A small Shopify store run by one person, or two or three. When you're swamped with day-to-day work, inventory management easily slips into a reactive mode: 'I'll do it when I notice' or 'I'll scramble when something runs out.' In truth, small stores need a simple system precisely because they're small. When one person carries everything, a single incident hits you directly.
This article shares an 'inventory playbook' for small stores that needs no special tools or skills. Five minutes in the morning, 20 minutes weekly, a monthly check — just by deciding what you do at each cadence, your operation becomes remarkably stable.
Weaknesses and strengths of a one-person operation
Small stores have weaknesses and strengths that larger ones don't. Understanding both lets you build the right kind of system.
The weaknesses are obvious. You have to do every task yourself, so on busy days the inventory check gets pushed back. There's no one to double-check your work. A single mistake leads straight to a customer complaint. And when you fall ill, there's no substitute.
Yet you have strengths too. Decisions are fast — you can change a rule the moment you want to. There's no cross-department coordination. You're close to customers and can feel what sells and what doesn't. Agility is a more powerful weapon than most realize. The trick with systematizing is to leverage these strengths while compensating for the weaknesses — specifically, build a state where 'even when you're busy, a minimum set of checks runs automatically.'
The 5-minute morning routine and 20-minute weekly routine
Now for the main act. Split your daily rhythm into two pieces and decide what each one does.
The 5-minute morning routine
Every morning, fix what you do in the five minutes before opening the store. The key is to restrict it to 'an amount you can absolutely finish in five minutes.' Pack in too much and you'll skip it on busy days, breaking the system. Here's a concrete menu.
- 01Skim yesterday's orders and check that nothing remains unshipped
- 02Use the dashboard to see which products have triggered low-stock alerts (below your threshold)
- 03Eyeball your Google Sheet inventory source of truth against Shopify's counts and look for any obvious divergence
- 04If a product catches your attention, write a single line in a notes app (don't chase it down right now)
Crucially, the morning rule is 'observe, don't act.' Even if something nags at you, fix it in a different time block. Diving deep in the morning delays the start of your core work.
The 20-minute weekly routine
Once a week — say Monday morning or Friday afternoon — block off 20 minutes for maintenance.
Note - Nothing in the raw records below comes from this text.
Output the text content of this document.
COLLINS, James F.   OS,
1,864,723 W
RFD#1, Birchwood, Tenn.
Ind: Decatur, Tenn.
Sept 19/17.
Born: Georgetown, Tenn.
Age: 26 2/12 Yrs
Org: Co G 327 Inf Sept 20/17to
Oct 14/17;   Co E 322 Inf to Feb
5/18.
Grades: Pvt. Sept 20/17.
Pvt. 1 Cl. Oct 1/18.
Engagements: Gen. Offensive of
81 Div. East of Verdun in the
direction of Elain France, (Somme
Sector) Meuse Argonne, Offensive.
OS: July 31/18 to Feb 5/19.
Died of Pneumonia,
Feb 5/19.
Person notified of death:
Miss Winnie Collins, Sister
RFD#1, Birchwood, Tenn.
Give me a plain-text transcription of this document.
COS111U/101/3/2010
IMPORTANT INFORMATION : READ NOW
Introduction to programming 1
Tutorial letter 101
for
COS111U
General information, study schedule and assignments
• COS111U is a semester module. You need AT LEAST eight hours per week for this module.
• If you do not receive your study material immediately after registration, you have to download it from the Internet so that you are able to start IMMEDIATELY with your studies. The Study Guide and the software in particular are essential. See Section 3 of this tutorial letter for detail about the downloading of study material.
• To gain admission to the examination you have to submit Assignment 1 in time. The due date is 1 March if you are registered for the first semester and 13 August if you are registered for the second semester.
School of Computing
This is when you process the 'noted' products you logged during the morning routine.
- Decide whether to reorder out-of-stock items (contact the supplier, or discontinue if no longer needed)
- Judge timing for replenishing your bestsellers
- Fix small drifts between the inventory source of truth and physical stock
- Pre-register items arriving this week as drafts on the Shopify side
- Re-read the handoff notes in the sheet's 'notes' column and take action where needed
What to do monthly
Also schedule a monthly 'inspection day.' Allow about an hour. This is for the wider-angle checks the daily and weekly routines can't pick up.
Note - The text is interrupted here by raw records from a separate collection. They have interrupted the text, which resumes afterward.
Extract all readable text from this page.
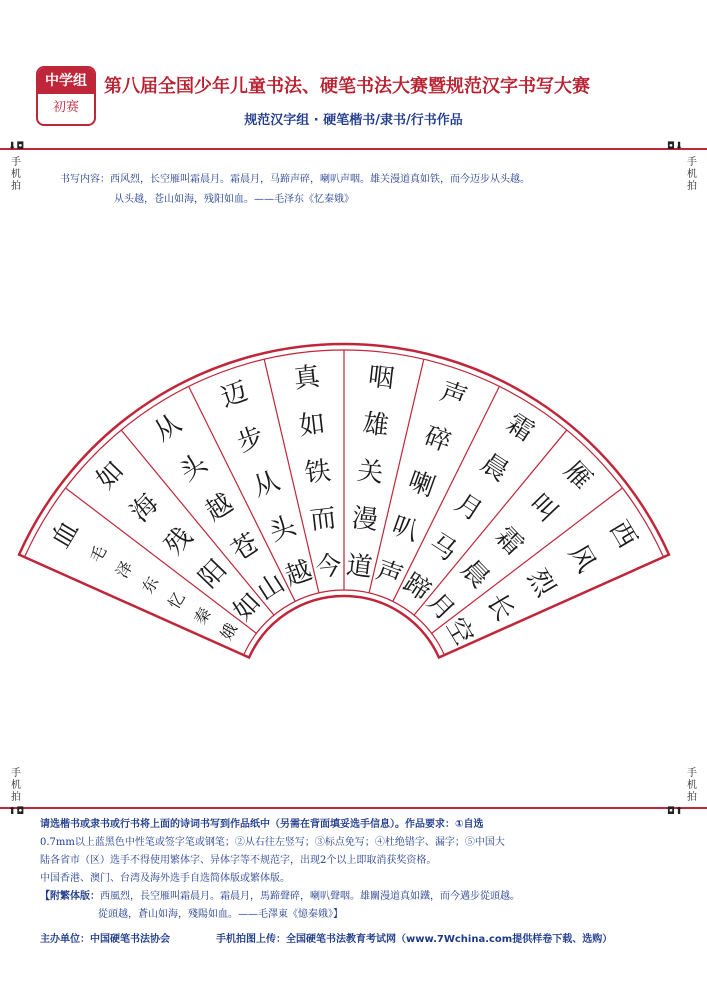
中学组
初赛
第八届全国少年儿童书法、硬笔书法大赛暨规范汉字书写大赛
规范汉字组 · 硬笔楷书/隶书/行书作品
⬇◘
手
机
拍
◘⬇
手
机
拍
手
机
拍
⬆◘
手
机
拍
◘⬆
书写内容：西风烈，长空雁叫霜晨月。霜晨月，马蹄声碎，喇叭声咽。雄关漫道真如铁，而今迈步从头越。
从头越，苍山如海，残阳如血。——毛泽东《忆秦娥》
西
风
烈
长
空
雁
叫
霜
晨
月
霜
晨
月
马
蹄
声
碎
喇
叭
声
咽
雄
关
漫
道
真
如
铁
而
今
迈
步
从
头
越
从
头
越
苍
山
如
海
残
阳
如
血
毛
泽
东
忆
秦
娥
请选楷书或隶书或行书将上面的诗词书写到作品纸中（另需在背面填妥选手信息）。作品要求：①自选
0.7mm以上蓝黑色中性笔或签字笔或钢笔；②从右往左竖写；③标点免写；④杜绝错字、漏字；⑤中国大
陆各省市（区）选手不得使用繁体字、异体字等不规范字，出现2个以上即取消获奖资格。
中国香港、澳门、台湾及海外选手自选简体版或繁体版。
【附繁体版：西風烈，長空雁叫霜晨月。霜晨月，馬蹄聲碎，喇叭聲咽。雄關漫道真如鐵，而今邁步從頭越。
從頭越，蒼山如海，殘陽如血。——毛澤東《憶秦娥》】
主办单位：中国硬笔书法协会	手机拍图上传：全国硬笔书法教育考试网（www.7Wchina.com提供样卷下载、选购）
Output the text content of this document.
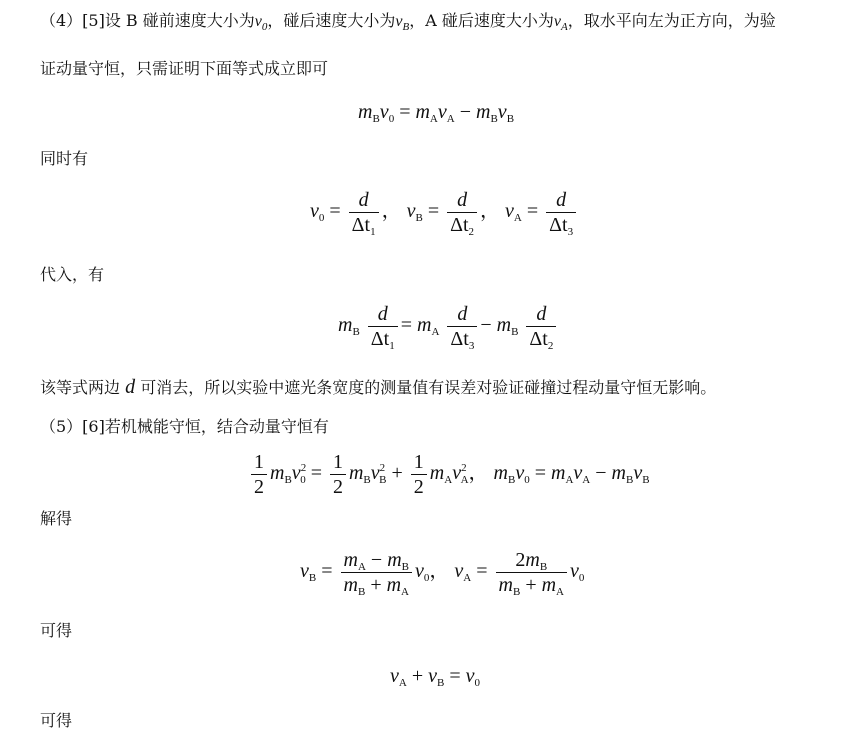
（4）[5]设 B 碰前速度大小为$v_0$，碰后速度大小为$v_B$，A 碰后速度大小为$v_A$，取水平向左为正方向，为验
证动量守恒，只需证明下面等式成立即可
$m_Bv_0 = m_Av_A - m_Bv_B$
同时有
$v_0 = \frac{d}{\Delta t_1}$ ， $v_B = \frac{d}{\Delta t_2}$ ， $v_A = \frac{d}{\Delta t_3}$
代入，有
$m_B \frac{d}{\Delta t_1} = m_A \frac{d}{\Delta t_3} - m_B \frac{d}{\Delta t_2}$
该等式两边 d 可消去，所以实验中遮光条宽度的测量值有误差对验证碰撞过程动量守恒无影响。
（5）[6]若机械能守恒，结合动量守恒有
$\frac{1}{2} m_Bv^2_0 = \frac{1}{2} m_Bv^2_B + \frac{1}{2} m_Av^2_A$， $m_Bv_0 = m_Av_A - m_Bv_B$
解得
$v_B = \frac{m_A - m_B}{m_B + m_A} v_0$， $v_A = \frac{2m_B}{m_B + m_A} v_0$
可得
$v_A + v_B = v_0$
可得
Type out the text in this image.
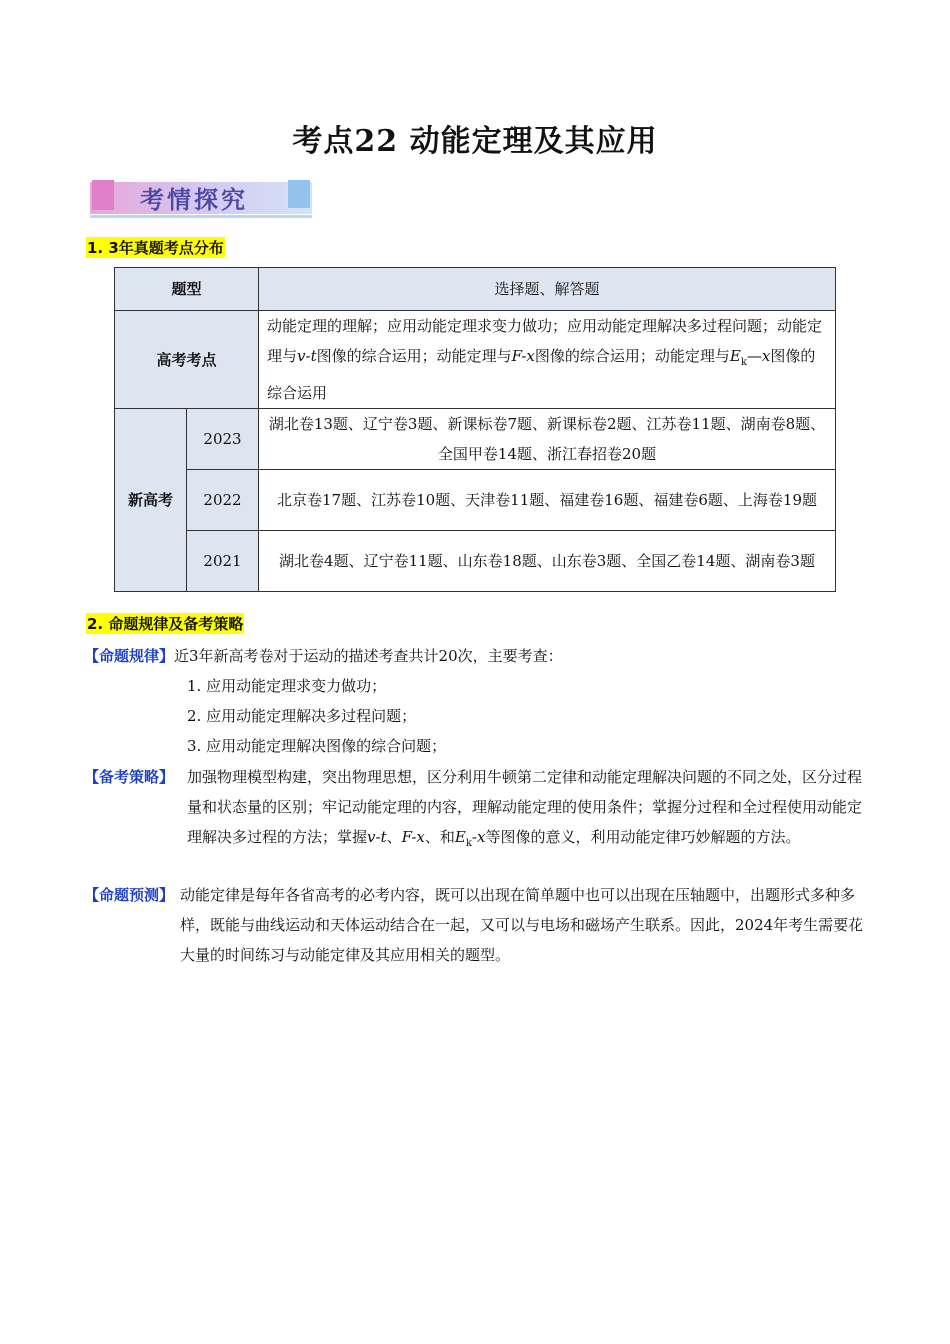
考点22 动能定理及其应用
考情探究
1. 3年真题考点分布
题型		选择题、解答题
高考考点		动能定理的理解；应用动能定理求变力做功；应用动能定理解决多过程问题；动能定理与v-t图像的综合运用；动能定理与F-x图像的综合运用；动能定理与$E_k—x$图像的综合运用
新高考	2023	湖北卷13题、辽宁卷3题、新课标卷7题、新课标卷2题、江苏卷11题、湖南卷8题、全国甲卷14题、浙江春招卷20题
	2022	北京卷17题、江苏卷10题、天津卷11题、福建卷16题、福建卷6题、上海卷19题
	2021	湖北卷4题、辽宁卷11题、山东卷18题、山东卷3题、全国乙卷14题、湖南卷3题
2. 命题规律及备考策略
【命题规律】近3年新高考卷对于运动的描述考查共计20次，主要考查：
1. 应用动能定理求变力做功；
2. 应用动能定理解决多过程问题；
3. 应用动能定理解决图像的综合问题；
【备考策略】 加强物理模型构建，突出物理思想，区分利用牛顿第二定律和动能定理解决问题的不同之处，区分过程量和状态量的区别；牢记动能定理的内容，理解动能定理的使用条件；掌握分过程和全过程使用动能定理解决多过程的方法；掌握v-t、F-x、和$E_k-x$等图像的意义，利用动能定律巧妙解题的方法。
【命题预测】 动能定律是每年各省高考的必考内容，既可以出现在简单题中也可以出现在压轴题中，出题形式多种多样，既能与曲线运动和天体运动结合在一起，又可以与电场和磁场产生联系。因此，2024年考生需要花大量的时间练习与动能定律及其应用相关的题型。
- 01Stock count (at minimum, physically count the key SKUs)
- 02Record the gap between physical stock and Shopify counts, and think about the cause
- 03Pull the list of items with no sales in 30 days, and decide: discontinue, discount, or promote
- 04Review the inventory levels of your top 20 sellers and reset safety stock
- 05Review each supplier's lead-time pattern and update your lead-time settings
Stock counts in particular tend to get pushed back, but we recommend doing them every month without fail. The sooner you catch a drift between physical stock and system stock, the easier it is to find the cause. Leave it three months and you can no longer trace when or where the drift started — you end up recounting the entire store.
How to begin systematizing
If you've read this far and feel 'doing all of this might be impossible,' relax. You don't need perfection from day one. What matters in systematizing is to first build one small habit you can absolutely sustain every day.
We recommend starting with the 5-minute morning routine. Try just that for two weeks. Once it sticks, add the 20-minute weekly. Keep it up for another month, and then put the monthly inspection day on your calendar. Stack it like this and three months later the whole playbook is running.
Another important point: write the routine itself down in a sheet or note. A 'system that only lives in your head' vanishes the moment things get busy. If you write it where anyone can read it, it becomes a handoff document for future staff. The strengths of a small store are agility and the ability to start light. Start one piece today.